October 24, 2007 12:00 AM

planetA year on from the publication of the Stern report, the Prime Minister us failing to match up his rhetoric on climate change with action.

This has been confirmed by Gordon Brown's own environmental adviser, Jonathan Porritt, who accused the Prime Minister of making 'soaring speeches' about global warming but failing to match his words with deeds.

The Rhetoric:

At the launch of the Stern report, Gordon Brown said:

"We in Britain can lead the world. There is the biggest opportunity of all - of safeguarding the planet for the generations to come."

"Our children will not excuse a failure of political will [on climate change].

"With strong leadership we can rise to this challenge."

The Evidence:

· Watering down renewable energy targets

Gordon Brown's Government are backtracking on the target to generate a fifth of Britain's electricity from renewable sources by 2020. In October 2006, David Miliband, the then Environment Secretary, told the House of Commons: "We are committed to generating 20 per cent. of our electricity supply from renewables by 2020."[1] On October 23rd 2007, Energy Minister Malcolm Wicks said on Newsnight that Britain would only aim to generate 10-15% of its electricity from renewables by 2020.

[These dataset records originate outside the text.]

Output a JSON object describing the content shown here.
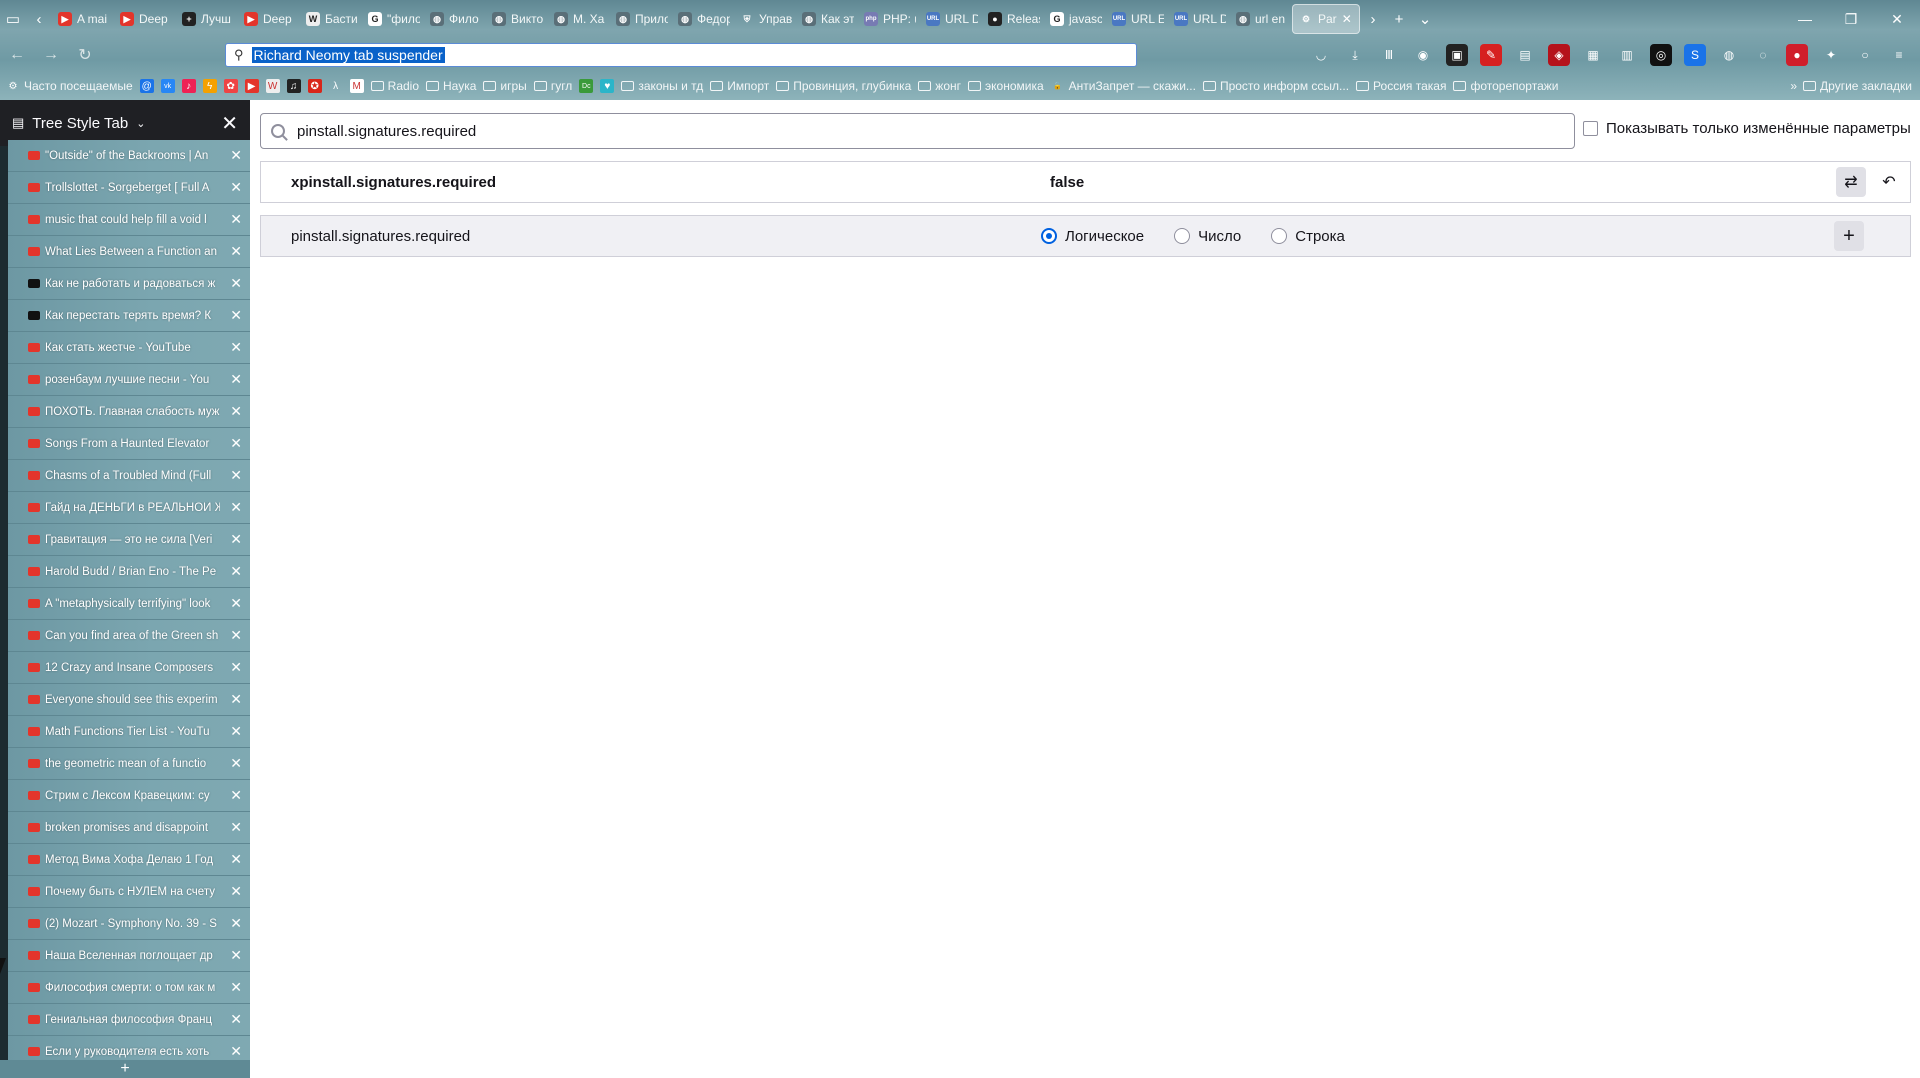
{
  "tabs": [
    {
      "label": "A mai",
      "favicon": "youtube"
    },
    {
      "label": "Deep",
      "favicon": "youtube"
    },
    {
      "label": "Лучш",
      "favicon": "plus"
    },
    {
      "label": "Deep",
      "favicon": "youtube"
    },
    {
      "label": "Басти",
      "favicon": "wikipedia"
    },
    {
      "label": "\"фило",
      "favicon": "google"
    },
    {
      "label": "Фило",
      "favicon": "globe"
    },
    {
      "label": "Викто",
      "favicon": "globe"
    },
    {
      "label": "М. Ха",
      "favicon": "globe"
    },
    {
      "label": "Прило",
      "favicon": "globe"
    },
    {
      "label": "Федор",
      "favicon": "globe"
    },
    {
      "label": "Управ",
      "favicon": "shield"
    },
    {
      "label": "Как эт",
      "favicon": "globe"
    },
    {
      "label": "PHP: u",
      "favicon": "php"
    },
    {
      "label": "URL D",
      "favicon": "url"
    },
    {
      "label": "Releas",
      "favicon": "github"
    },
    {
      "label": "javasc",
      "favicon": "google"
    },
    {
      "label": "URL E",
      "favicon": "url"
    },
    {
      "label": "URL D",
      "favicon": "url"
    },
    {
      "label": "url en",
      "favicon": "globe"
    },
    {
      "label": "Par",
      "favicon": "gear",
      "active": true
    }
  ],
  "urlbar": {
    "value": "Richard Neomy tab suspender"
  },
  "bookmarks": [
    {
      "label": "Часто посещаемые",
      "icon": "gear"
    },
    {
      "label": "",
      "icon": "at"
    },
    {
      "label": "",
      "icon": "vk"
    },
    {
      "label": "",
      "icon": "music"
    },
    {
      "label": "",
      "icon": "bolt"
    },
    {
      "label": "",
      "icon": "flower"
    },
    {
      "label": "",
      "icon": "youtube"
    },
    {
      "label": "",
      "icon": "wikipedia"
    },
    {
      "label": "",
      "icon": "note"
    },
    {
      "label": "",
      "icon": "star"
    },
    {
      "label": "",
      "icon": "lambda"
    },
    {
      "label": "",
      "icon": "gmail"
    },
    {
      "label": "Radio",
      "icon": "folder"
    },
    {
      "label": "Наука",
      "icon": "folder"
    },
    {
      "label": "игры",
      "icon": "folder"
    },
    {
      "label": "гугл",
      "icon": "folder"
    },
    {
      "label": "",
      "icon": "dc"
    },
    {
      "label": "",
      "icon": "heart"
    },
    {
      "label": "законы и тд",
      "icon": "folder"
    },
    {
      "label": "Импорт",
      "icon": "folder"
    },
    {
      "label": "Провинция, глубинка",
      "icon": "folder"
    },
    {
      "label": "жонг",
      "icon": "folder"
    },
    {
      "label": "экономика",
      "icon": "folder"
    },
    {
      "label": "АнтиЗапрет — скажи...",
      "icon": "lock"
    },
    {
      "label": "Просто информ ссыл...",
      "icon": "folder"
    },
    {
      "label": "Россия такая",
      "icon": "folder"
    },
    {
      "label": "фоторепортажи",
      "icon": "folder"
    }
  ],
  "other_bookmarks": "Другие закладки",
  "sidebar": {
    "title": "Tree Style Tab",
    "items": [
      {
        "title": "\"Outside\" of the Backrooms | An",
        "favicon": "youtube"
      },
      {
        "title": "Trollslottet - Sorgeberget [ Full A",
        "favicon": "youtube"
      },
      {
        "title": "music that could help fill a void l",
        "favicon": "youtube"
      },
      {
        "title": "What Lies Between a Function an",
        "favicon": "youtube"
      },
      {
        "title": "Как не работать и радоваться ж",
        "favicon": "cup"
      },
      {
        "title": "Как перестать терять время? К",
        "favicon": "cup"
      },
      {
        "title": "Как стать жестче - YouTube",
        "favicon": "youtube"
      },
      {
        "title": "розенбаум лучшие песни - You",
        "favicon": "youtube"
      },
      {
        "title": "ПОХОТЬ. Главная слабость муж",
        "favicon": "youtube"
      },
      {
        "title": "Songs From a Haunted Elevator",
        "favicon": "youtube"
      },
      {
        "title": "Chasms of a Troubled Mind (Full",
        "favicon": "youtube"
      },
      {
        "title": "Гайд на ДЕНЬГИ в РЕАЛЬНОЙ Ж",
        "favicon": "youtube"
      },
      {
        "title": "Гравитация — это не сила [Veri",
        "favicon": "youtube"
      },
      {
        "title": "Harold Budd / Brian Eno - The Pe",
        "favicon": "youtube"
      },
      {
        "title": "A \"metaphysically terrifying\" look",
        "favicon": "youtube"
      },
      {
        "title": "Can you find area of the Green sh",
        "favicon": "youtube"
      },
      {
        "title": "12 Crazy and Insane Composers",
        "favicon": "youtube"
      },
      {
        "title": "Everyone should see this experim",
        "favicon": "youtube"
      },
      {
        "title": "Math Functions Tier List - YouTu",
        "favicon": "youtube"
      },
      {
        "title": "the geometric mean of a functio",
        "favicon": "youtube"
      },
      {
        "title": "Стрим с Лексом Кравецким: су",
        "favicon": "youtube"
      },
      {
        "title": "broken promises and disappoint",
        "favicon": "youtube"
      },
      {
        "title": "Метод Вима Хофа Делаю 1 Год",
        "favicon": "youtube"
      },
      {
        "title": "Почему быть с НУЛЕМ на счету",
        "favicon": "youtube"
      },
      {
        "title": "(2) Mozart - Symphony No. 39 - S",
        "favicon": "youtube"
      },
      {
        "title": "Наша Вселенная поглощает др",
        "favicon": "youtube"
      },
      {
        "title": "Философия смерти: о том как м",
        "favicon": "youtube"
      },
      {
        "title": "Гениальная философия Франц",
        "favicon": "youtube"
      },
      {
        "title": "Если у руководителя есть хоть",
        "favicon": "youtube"
      }
    ]
  },
  "config": {
    "search_value": "pinstall.signatures.required",
    "show_modified_label": "Показывать только изменённые параметры",
    "row1": {
      "name": "xpinstall.signatures.required",
      "value": "false"
    },
    "row2": {
      "name": "pinstall.signatures.required",
      "types": [
        "Логическое",
        "Число",
        "Строка"
      ],
      "selected": "Логическое"
    }
  },
  "colors": {
    "accent": "#0061e0",
    "youtube": "#e3352b"
  }
}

· This followed the leak of an internal government paper in August 2007 which conceded that Britain "has achieved little so far on renewables", and asked ministers to examine "what options there are for statistical interpretations of the target that would make it easier to achieve" (i.e. how the figures could be fiddled to make it look like the Government are doing better than they are).

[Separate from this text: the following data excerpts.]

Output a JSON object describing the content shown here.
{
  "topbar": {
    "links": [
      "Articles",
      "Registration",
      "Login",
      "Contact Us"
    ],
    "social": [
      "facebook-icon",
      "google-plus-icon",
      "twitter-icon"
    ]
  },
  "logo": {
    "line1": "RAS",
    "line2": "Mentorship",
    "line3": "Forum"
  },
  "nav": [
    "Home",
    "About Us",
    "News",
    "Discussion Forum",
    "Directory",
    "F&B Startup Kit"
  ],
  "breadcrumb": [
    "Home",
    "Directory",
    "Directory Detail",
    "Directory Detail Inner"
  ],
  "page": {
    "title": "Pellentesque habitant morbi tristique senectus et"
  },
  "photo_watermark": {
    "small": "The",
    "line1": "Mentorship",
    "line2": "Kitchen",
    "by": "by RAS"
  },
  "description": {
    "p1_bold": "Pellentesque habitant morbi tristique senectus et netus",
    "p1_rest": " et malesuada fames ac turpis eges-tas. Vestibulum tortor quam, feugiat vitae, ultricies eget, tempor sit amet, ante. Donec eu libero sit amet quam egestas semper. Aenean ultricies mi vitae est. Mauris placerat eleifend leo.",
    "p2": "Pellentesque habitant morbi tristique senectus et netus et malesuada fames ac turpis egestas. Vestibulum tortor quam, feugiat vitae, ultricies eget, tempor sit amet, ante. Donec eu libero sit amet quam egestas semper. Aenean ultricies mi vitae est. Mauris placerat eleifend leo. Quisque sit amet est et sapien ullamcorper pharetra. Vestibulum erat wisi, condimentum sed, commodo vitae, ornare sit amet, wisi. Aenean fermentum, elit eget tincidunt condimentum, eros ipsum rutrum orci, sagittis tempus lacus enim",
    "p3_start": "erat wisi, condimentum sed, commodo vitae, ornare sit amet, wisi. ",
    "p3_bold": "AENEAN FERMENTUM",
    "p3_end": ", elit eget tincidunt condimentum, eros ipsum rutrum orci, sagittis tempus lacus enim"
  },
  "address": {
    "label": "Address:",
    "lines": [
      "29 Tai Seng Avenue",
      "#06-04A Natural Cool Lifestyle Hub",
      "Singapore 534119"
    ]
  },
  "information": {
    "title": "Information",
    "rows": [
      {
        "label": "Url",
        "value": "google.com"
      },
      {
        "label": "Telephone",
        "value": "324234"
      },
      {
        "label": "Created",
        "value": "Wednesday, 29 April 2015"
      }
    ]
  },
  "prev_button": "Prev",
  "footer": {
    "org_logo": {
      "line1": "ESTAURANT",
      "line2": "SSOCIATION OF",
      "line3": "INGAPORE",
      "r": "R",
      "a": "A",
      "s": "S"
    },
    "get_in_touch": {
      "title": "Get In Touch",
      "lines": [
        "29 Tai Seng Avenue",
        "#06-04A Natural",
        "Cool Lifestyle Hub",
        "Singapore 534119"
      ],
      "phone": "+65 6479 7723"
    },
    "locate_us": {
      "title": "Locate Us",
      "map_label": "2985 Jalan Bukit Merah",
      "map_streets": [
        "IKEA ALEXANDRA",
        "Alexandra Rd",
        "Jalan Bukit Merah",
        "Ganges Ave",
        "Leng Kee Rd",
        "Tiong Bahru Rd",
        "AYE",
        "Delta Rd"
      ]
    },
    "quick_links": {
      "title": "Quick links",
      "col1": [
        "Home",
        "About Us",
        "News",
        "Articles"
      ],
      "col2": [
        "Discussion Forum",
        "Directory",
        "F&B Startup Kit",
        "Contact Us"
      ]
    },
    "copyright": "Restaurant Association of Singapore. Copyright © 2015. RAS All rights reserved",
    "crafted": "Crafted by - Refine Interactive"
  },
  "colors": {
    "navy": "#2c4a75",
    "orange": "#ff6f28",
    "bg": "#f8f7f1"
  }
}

· Downgrading environmental issues in the Government

One of Gordon Brown's first acts as Prime Minister was to downgrade the key cabinet committee on the environment. The Ministerial Committee on Energy and the Environment was previously a full cabinet committee chaired by the Prime Minister but will now be a sub-committee chaired by the Chancellor. In addition a sub-committee which aimed to embed sustainable development in central government departments has been scrapped entirely.

· Failure on green taxes

Green taxes as a proportion of the total tax burden have fallen from 9.6% to 7.4% since Labour came to power. Green taxes are at the lowest share of national income for a quarter of a century.

· Efforts to cut carbon emissions inadequate

A report by the Cambridge Econometrics think-tank, published on August 24th 2007, predicts that the UK will reduce emissions by only 15 per cent by 2020, rather than the target of 26 per cent.

· An inadequate Climate Change Bill

In a report, published on 3rd August 2007, the cross-party Draft Climate Change Bill Committee warned that the Government's proposals to tackle climate change need to be tougher and legally enforceable.

· Attacked by own adviser

Jonathon Porritt, chairman of the Government's Sustainable Environment Commission, accused the Prime Minister of making 'soaring speeches' about global warming but failing to match his words with deeds.

· 'One out of six' from green groups

In September, the Green Standard - a report by nine leading environmental groups - looked at each party's environmental commitments and actions and gave Labour only one 'green light' out of six. The Liberal Democrats were rated highest, getting three 'green lights'.

· Green groups accuse government of 'stitch up'

The Brown government has been accused of 'conducting a public relations stitch-up designed to deliver a preordained policy on new nuclear power' by Britain's leading environmental groups. The coalition, which includes Greenpeace, Friends of the Earth, WWF and Green Alliance, pulled out of the Government's nuclear consultation, claiming that the Government is distorting the evidence and that they are considering taking the Government to court again on the issue.

· Watering down requirements for environmental reporting by business

Proposals to strengthen the environmental and social reporting requirements on businesses, to provide reliable information for ethical investors and consumers, were watered down last year after Gordon Brown's intervention.

· Promise of "environmental jobs" disappeared

Gordon Brown failed to keep the promise he made at Labour's autumn 2006 conference to make an announcement on creating 100,000 new environmental jobs.